In the current study, a high-resolution Somatom Definition Flash CT assisted with the Siemens Syngo.via post- processing workstation was used for 3D bronchial reconstruction and VB perspectives. The bronchial anatomy could, thus, be exhibited through extra bronchial and endobronchial views using the 3D bronchial tree and VB images, respectively, allowing the bronchial branching configurations to be interpreted at a glimpse [11, 31]. Furthermore, by rotating the bronchial tree in 3D space, it was possible to present the composite bronchial structures in a way that was more anatomically accurate while overcoming the confines of overlapping and hazy segmental bronchial display seen in 2D imaging techniques like bronchography and transverse CT [7, 11, 25, 31, 34]. Importantly, due to advances in multi-detector CT that allow the acquisition of isotropic data, the reconstruction data of 3D images could be obtained from the standard thorax examination of Somatom Flash CT for clinical diagnosis. As a result, the 3D and VB images acquired in our study were easier to construct than anatomical specimens.

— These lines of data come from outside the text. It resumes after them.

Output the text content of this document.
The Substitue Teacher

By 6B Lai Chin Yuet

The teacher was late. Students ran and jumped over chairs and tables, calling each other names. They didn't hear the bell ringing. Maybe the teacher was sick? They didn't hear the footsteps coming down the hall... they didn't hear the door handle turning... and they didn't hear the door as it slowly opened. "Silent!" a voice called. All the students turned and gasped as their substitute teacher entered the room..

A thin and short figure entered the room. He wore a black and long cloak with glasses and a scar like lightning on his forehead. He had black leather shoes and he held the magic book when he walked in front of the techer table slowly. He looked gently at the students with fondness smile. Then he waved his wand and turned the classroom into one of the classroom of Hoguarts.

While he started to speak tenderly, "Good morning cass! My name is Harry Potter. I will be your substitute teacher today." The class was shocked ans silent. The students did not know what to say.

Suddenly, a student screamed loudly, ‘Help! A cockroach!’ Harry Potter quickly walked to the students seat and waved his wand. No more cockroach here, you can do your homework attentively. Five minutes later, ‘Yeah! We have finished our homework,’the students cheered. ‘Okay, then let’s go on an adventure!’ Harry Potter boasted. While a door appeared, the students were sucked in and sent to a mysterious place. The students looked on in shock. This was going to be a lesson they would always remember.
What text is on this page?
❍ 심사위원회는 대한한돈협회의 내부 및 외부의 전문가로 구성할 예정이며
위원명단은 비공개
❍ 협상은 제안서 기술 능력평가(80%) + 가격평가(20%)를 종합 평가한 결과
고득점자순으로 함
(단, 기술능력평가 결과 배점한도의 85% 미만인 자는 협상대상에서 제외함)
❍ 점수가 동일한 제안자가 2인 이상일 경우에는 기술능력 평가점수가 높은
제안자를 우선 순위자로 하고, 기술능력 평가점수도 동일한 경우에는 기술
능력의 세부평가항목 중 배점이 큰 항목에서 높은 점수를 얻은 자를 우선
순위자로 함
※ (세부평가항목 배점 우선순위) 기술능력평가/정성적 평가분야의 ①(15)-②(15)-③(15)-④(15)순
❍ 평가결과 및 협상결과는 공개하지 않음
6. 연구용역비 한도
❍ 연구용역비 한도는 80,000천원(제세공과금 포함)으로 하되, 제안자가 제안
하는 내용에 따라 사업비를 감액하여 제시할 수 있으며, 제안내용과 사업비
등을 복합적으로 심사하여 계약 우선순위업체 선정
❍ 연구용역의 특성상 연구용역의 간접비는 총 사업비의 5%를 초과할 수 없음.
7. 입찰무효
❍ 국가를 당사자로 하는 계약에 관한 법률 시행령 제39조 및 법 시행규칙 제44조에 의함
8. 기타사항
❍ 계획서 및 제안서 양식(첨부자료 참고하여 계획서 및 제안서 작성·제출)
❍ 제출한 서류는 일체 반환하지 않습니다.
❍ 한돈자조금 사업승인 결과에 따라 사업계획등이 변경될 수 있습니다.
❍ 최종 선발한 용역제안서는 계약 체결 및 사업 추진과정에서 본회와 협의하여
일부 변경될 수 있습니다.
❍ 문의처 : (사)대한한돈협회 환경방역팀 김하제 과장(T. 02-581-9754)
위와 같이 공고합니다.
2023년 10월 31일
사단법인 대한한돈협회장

Compared with the previous studies, the current study was able to improve the quality of the data by increasing the sample size and providing more accurate information on the anatomical types of segmental bronchi [2, 11, 15, 16, 20, 22]. Most of the variations found in our study were extreme and had not been documented by predecessors. Such as, the bronchi of the right middle lobe showed trifurcation types with an incidence of 8.58%. In addition, the use of virtual bronchoscopes and 3D reconstruction images allowed the researchers to collect more detailed information on the sex-related changes in the segmental bronchi. Hence, we found no significant sex-related difference in the proportion of bronchial branches in the RML (P > 0.05).

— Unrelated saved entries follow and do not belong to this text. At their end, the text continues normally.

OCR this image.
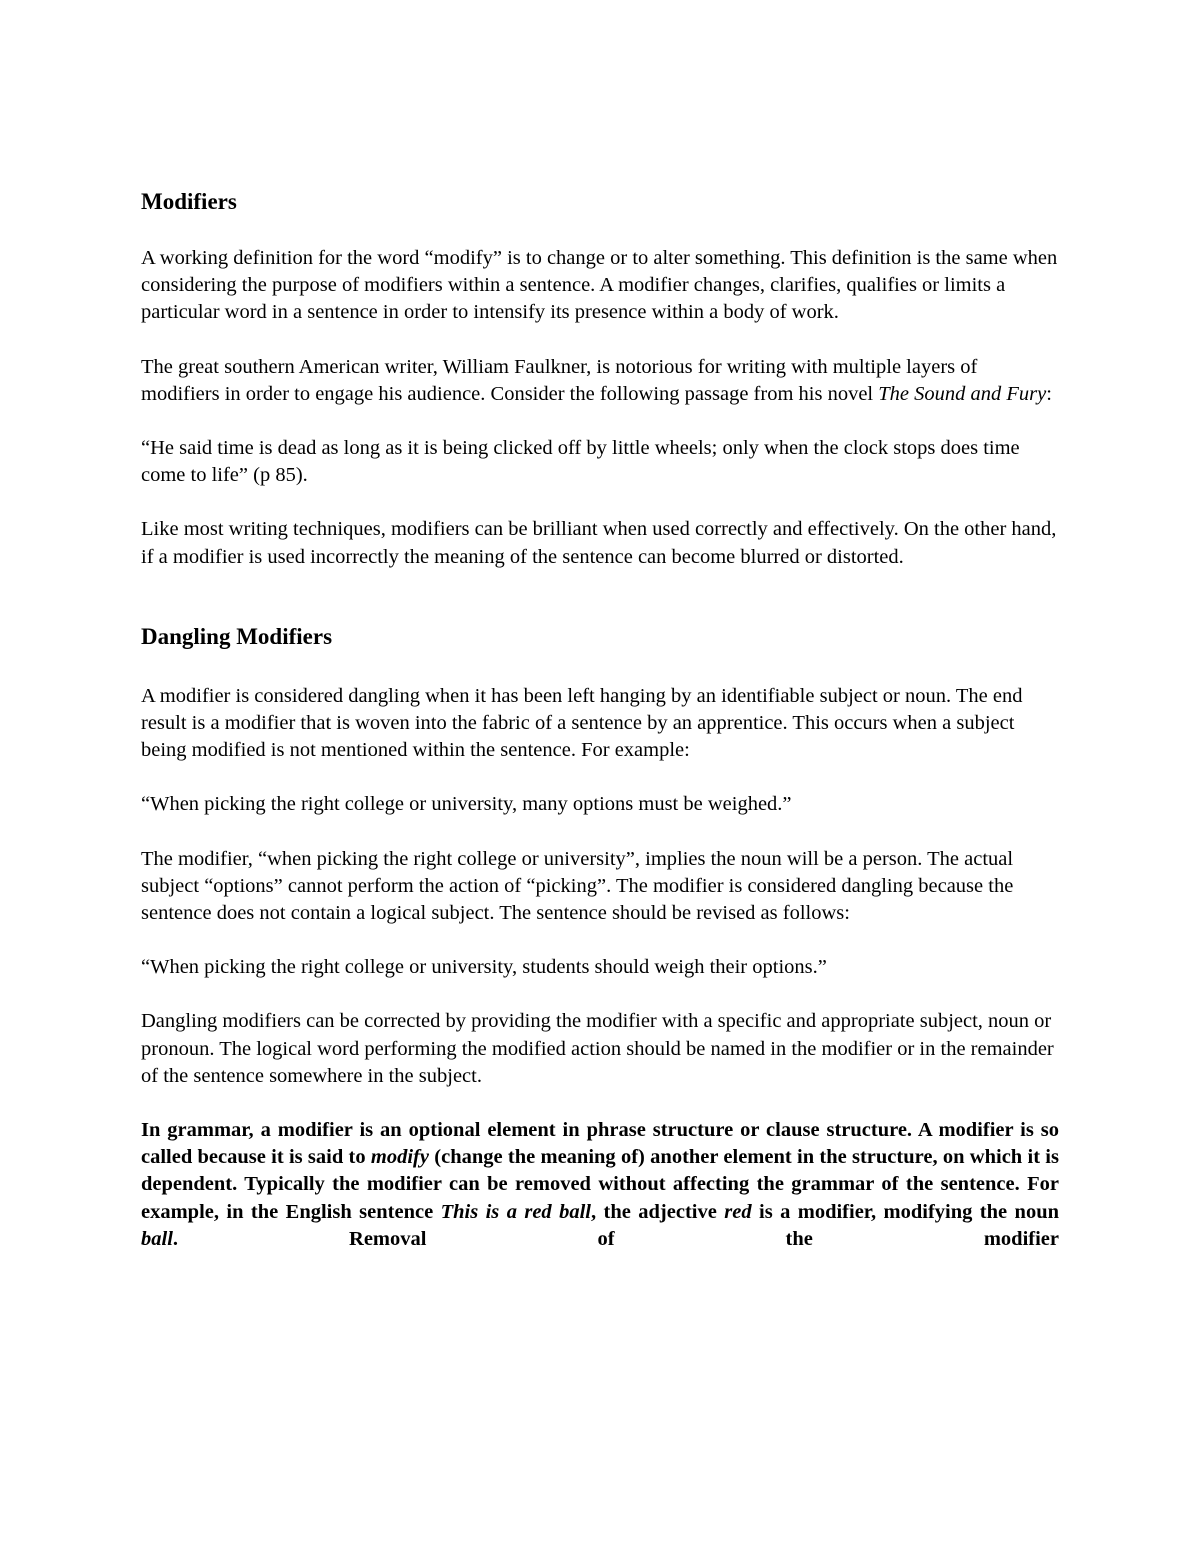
Modifiers

A working definition for the word “modify” is to change or to alter something. This definition is the same when considering the purpose of modifiers within a sentence. A modifier changes, clarifies, qualifies or limits a particular word in a sentence in order to intensify its presence within a body of work.

The great southern American writer, William Faulkner, is notorious for writing with multiple layers of modifiers in order to engage his audience. Consider the following passage from his novel The Sound and Fury:

“He said time is dead as long as it is being clicked off by little wheels; only when the clock stops does time come to life” (p 85).

Like most writing techniques, modifiers can be brilliant when used correctly and effectively. On the other hand, if a modifier is used incorrectly the meaning of the sentence can become blurred or distorted.

Dangling Modifiers

A modifier is considered dangling when it has been left hanging by an identifiable subject or noun. The end result is a modifier that is woven into the fabric of a sentence by an apprentice. This occurs when a subject being modified is not mentioned within the sentence. For example:

“When picking the right college or university, many options must be weighed.”

The modifier, “when picking the right college or university”, implies the noun will be a person. The actual subject “options” cannot perform the action of “picking”. The modifier is considered dangling because the sentence does not contain a logical subject. The sentence should be revised as follows:

“When picking the right college or university, students should weigh their options.”

Dangling modifiers can be corrected by providing the modifier with a specific and appropriate subject, noun or pronoun. The logical word performing the modified action should be named in the modifier or in the remainder of the sentence somewhere in the subject.

In grammar, a modifier is an optional element in phrase structure or clause structure. A modifier is so called because it is said to modify (change the meaning of) another element in the structure, on which it is dependent. Typically the modifier can be removed without affecting the grammar of the sentence. For example, in the English sentence This is a red ball, the adjective red is a modifier, modifying the noun ball. Removal of the modifier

The probable reason for the differences might be the different sample sizes or modalities used in previous studies. A distinctive benefit of the current study was that the 3D bronchial tree images could be interpreted by visualizing in a panoramic view. Our documentation of the various anatomical configurations of the bronchial tree may be of assistance in distinguishing all bronchopulmonary segments and, hence, precisely accounting for the locality of focal lesions in the lungs [19, 23, 26]. Thus, a preoperative understanding of the bronchosegmental anatomy can help surgeons in performing precise surgical procedures like sublobar resection or pulmonary segmentectomy [29, 32, 33]. Moreover, a thorough preoperative understanding of the bronchosegmental anatomy may aid surgeons in performing surgical procedures like sublobar resection or pulmonary segmentectomy and can also offer precise instructions for conducting fiberoptic bronchoscopy [6, 29, 32, 33]. In the absence of such knowledge, the implementation of thoracic surgery or fiberoptic bronchoscopy intervention may lead to incomplete treatment or failure. Regarding the implications of our study, it can also be very useful for patients with COVID-19 who typically require a noninvasive investigation to reach a correct imaging diagnosis, making it easier to implement bronchoalveolar lavage (BAL), segmentectomy, lobectomy, or other medical approaches accurately and smoothly [12, 13, 17]. However, one probable limitation of this study was that the subjects were selected from patients who had some prevalence of airway diseases and were not healthy volunteers. In conclusion, employing MSCT, our study has successfully identified and displayed simplified bronchial branching patterns in the RML using 3D and VB images. Besides, this is also the first study examining sex-related differences in the types of segmental bronchi based on a large sample size. Thus, the results obtained in this study may allow medical professionals to understand the course and distribution of segmental bronchial branches and their variations pre-operatively to articulate a precise surgical and interventional treatment.